O "agarrem-me senão eu mato-o" do BE

Publicado a
Atualizado a

Para que as ameaças tenham algum efeito é preciso que sejam minimamente credíveis. Não é possível, assim sendo, levar muito a sério proclamações como a de Mariana Mortágua quando acusa o PS, num texto no Jornal de Notícias, de pôr em causa a estabilidade da atual solução governativa. O que fará então o BE? Vota contra o Orçamento?

Apesar de se saber que em tudo na vida temos de contar com comportamentos irracionais, não parece que o BE arrisque ser o responsável por eleições antecipadas. E, como garantiu o Presidente da República, é isso que se passará se a geringonça não se entender na votação do próximo Orçamento do Estado.

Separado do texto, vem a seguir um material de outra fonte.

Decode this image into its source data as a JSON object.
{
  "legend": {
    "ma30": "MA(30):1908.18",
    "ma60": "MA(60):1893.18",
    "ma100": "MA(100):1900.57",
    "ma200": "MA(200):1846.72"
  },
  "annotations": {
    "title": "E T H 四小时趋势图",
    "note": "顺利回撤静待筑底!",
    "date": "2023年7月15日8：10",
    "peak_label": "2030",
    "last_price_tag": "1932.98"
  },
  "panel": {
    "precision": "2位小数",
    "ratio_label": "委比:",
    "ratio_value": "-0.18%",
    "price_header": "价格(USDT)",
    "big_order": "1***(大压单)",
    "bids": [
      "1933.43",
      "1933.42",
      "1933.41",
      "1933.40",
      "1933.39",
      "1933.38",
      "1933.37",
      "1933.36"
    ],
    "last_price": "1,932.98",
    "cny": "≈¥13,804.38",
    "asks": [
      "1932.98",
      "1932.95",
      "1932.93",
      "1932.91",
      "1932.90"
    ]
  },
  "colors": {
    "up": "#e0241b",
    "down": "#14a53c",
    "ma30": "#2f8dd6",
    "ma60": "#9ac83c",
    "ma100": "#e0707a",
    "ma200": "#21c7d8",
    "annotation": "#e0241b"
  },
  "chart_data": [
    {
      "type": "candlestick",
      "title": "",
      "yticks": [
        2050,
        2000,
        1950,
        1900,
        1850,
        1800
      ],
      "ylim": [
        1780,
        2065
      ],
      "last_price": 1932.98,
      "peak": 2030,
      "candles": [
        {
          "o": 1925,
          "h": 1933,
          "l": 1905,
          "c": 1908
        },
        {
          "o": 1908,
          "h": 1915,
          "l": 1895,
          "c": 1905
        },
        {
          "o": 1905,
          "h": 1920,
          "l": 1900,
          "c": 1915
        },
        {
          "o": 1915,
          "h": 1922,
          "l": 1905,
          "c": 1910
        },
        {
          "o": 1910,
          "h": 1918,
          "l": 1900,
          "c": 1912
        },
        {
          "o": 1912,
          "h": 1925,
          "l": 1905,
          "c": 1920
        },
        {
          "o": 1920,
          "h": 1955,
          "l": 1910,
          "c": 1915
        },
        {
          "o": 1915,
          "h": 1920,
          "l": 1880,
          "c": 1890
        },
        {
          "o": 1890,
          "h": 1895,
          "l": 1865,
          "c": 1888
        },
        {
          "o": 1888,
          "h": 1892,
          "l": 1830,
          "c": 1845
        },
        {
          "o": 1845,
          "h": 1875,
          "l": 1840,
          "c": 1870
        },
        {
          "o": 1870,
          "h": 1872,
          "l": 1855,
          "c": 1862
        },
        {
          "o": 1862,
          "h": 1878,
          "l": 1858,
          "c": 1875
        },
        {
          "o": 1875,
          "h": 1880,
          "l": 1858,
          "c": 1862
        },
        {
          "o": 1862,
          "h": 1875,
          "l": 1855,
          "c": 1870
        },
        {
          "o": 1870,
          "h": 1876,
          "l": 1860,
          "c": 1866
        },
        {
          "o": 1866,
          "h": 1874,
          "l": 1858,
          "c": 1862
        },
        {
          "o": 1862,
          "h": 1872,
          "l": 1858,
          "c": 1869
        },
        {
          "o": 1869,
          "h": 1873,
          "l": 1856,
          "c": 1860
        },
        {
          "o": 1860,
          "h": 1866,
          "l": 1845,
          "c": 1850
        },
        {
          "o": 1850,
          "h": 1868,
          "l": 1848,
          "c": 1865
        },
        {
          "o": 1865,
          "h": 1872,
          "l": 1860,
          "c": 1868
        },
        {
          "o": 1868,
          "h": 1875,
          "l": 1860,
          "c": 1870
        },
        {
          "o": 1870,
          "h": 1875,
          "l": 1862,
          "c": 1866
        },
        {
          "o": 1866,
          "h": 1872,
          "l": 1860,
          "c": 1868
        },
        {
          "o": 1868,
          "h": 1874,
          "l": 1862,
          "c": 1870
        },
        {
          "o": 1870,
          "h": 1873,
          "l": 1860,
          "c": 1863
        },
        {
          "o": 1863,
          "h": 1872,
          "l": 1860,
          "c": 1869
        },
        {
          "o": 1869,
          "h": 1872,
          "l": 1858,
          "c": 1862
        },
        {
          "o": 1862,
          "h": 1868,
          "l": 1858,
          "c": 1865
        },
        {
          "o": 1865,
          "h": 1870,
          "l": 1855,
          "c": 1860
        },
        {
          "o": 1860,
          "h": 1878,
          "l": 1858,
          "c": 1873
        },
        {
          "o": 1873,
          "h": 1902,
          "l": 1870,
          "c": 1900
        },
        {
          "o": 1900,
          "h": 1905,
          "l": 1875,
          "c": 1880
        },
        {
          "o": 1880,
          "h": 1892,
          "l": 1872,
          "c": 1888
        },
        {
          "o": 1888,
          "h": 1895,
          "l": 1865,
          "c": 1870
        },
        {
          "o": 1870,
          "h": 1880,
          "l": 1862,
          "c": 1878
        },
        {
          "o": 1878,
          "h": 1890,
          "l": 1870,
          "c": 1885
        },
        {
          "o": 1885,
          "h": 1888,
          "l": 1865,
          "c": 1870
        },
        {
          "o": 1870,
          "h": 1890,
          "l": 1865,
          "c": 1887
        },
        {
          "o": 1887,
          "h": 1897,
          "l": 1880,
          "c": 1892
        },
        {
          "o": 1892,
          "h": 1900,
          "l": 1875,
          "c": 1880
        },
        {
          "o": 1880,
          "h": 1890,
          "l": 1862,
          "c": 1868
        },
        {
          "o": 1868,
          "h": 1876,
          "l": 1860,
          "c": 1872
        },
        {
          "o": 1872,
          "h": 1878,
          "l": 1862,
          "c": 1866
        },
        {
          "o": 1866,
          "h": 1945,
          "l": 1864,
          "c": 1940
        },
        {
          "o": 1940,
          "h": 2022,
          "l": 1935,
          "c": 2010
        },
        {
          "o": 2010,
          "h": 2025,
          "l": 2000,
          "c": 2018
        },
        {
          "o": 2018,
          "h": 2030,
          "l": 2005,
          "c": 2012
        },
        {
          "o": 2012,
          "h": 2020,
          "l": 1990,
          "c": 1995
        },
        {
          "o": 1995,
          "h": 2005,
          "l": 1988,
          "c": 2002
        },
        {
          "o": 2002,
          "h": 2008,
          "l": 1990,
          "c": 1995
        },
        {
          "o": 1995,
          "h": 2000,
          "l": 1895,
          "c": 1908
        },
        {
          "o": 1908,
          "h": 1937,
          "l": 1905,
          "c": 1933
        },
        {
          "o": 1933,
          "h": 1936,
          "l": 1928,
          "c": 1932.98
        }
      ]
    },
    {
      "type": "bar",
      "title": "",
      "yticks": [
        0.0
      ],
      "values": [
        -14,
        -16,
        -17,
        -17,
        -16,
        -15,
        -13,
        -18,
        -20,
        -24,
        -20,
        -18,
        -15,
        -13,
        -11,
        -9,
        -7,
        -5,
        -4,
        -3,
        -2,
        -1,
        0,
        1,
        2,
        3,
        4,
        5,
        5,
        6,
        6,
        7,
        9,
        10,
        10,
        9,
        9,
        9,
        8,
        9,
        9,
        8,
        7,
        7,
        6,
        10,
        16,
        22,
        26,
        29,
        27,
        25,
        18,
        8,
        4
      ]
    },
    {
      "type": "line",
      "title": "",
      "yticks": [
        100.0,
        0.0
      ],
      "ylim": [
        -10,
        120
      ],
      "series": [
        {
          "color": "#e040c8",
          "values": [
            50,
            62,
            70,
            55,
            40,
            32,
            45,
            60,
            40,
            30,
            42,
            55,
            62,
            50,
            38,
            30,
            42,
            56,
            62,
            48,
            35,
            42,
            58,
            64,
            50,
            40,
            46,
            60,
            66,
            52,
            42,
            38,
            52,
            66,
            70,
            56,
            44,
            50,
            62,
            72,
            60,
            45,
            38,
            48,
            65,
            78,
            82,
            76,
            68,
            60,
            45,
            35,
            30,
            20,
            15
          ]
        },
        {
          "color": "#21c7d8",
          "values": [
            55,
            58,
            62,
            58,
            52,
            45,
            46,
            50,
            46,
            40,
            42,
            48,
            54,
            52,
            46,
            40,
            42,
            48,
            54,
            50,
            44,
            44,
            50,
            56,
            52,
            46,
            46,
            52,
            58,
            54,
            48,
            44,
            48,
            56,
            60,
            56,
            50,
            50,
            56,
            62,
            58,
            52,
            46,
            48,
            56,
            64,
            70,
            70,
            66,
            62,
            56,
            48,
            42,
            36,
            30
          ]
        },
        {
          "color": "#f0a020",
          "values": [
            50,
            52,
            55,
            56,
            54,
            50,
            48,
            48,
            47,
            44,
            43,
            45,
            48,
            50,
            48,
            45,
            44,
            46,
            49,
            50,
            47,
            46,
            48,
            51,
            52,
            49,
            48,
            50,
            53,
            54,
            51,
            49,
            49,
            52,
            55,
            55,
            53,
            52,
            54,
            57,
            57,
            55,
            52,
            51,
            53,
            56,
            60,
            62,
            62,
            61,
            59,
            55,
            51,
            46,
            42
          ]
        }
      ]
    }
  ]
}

Quem quer que fosse responsabilizado pela avaria irreparável na geringonça sofreria um grande revés - e tudo aponta para que o PS ganhasse muito com esta situação ficando com parte importante do eleitorado bloquista, sendo que o BE sofreria sempre mais do que o PCP, que não tem flutuações significativas de votos.

Os resultados governativos, sejam quais forem as razões, são bons. E é o governo, por muito que os parceiros se ponham em bicos de pés, que fica com a parte de leão do sucesso, ainda para mais todos os estudos de opinião garantem que uma parte importante do eleitorado de esquerda está contente com a solução. Quaisquer que sejam as circunstâncias, muito dificilmente o PS será visto como o autor da queda do seu próprio governo.

António Costa até será simpático para os bloquistas. Encenará umas negociações em que o governo fingirá que ouve o BE e o BE fingirá que ganhou alguma coisa, mas ficará tudo na mesma. Costa e Centeno revirão em baixa as metas do défice para gáudio dos parceiros europeus e dos mercados e deixarão o PCP (que tem sido muitíssimo mais comedido nas críticas) e o histriónico BE a falar sozinhos.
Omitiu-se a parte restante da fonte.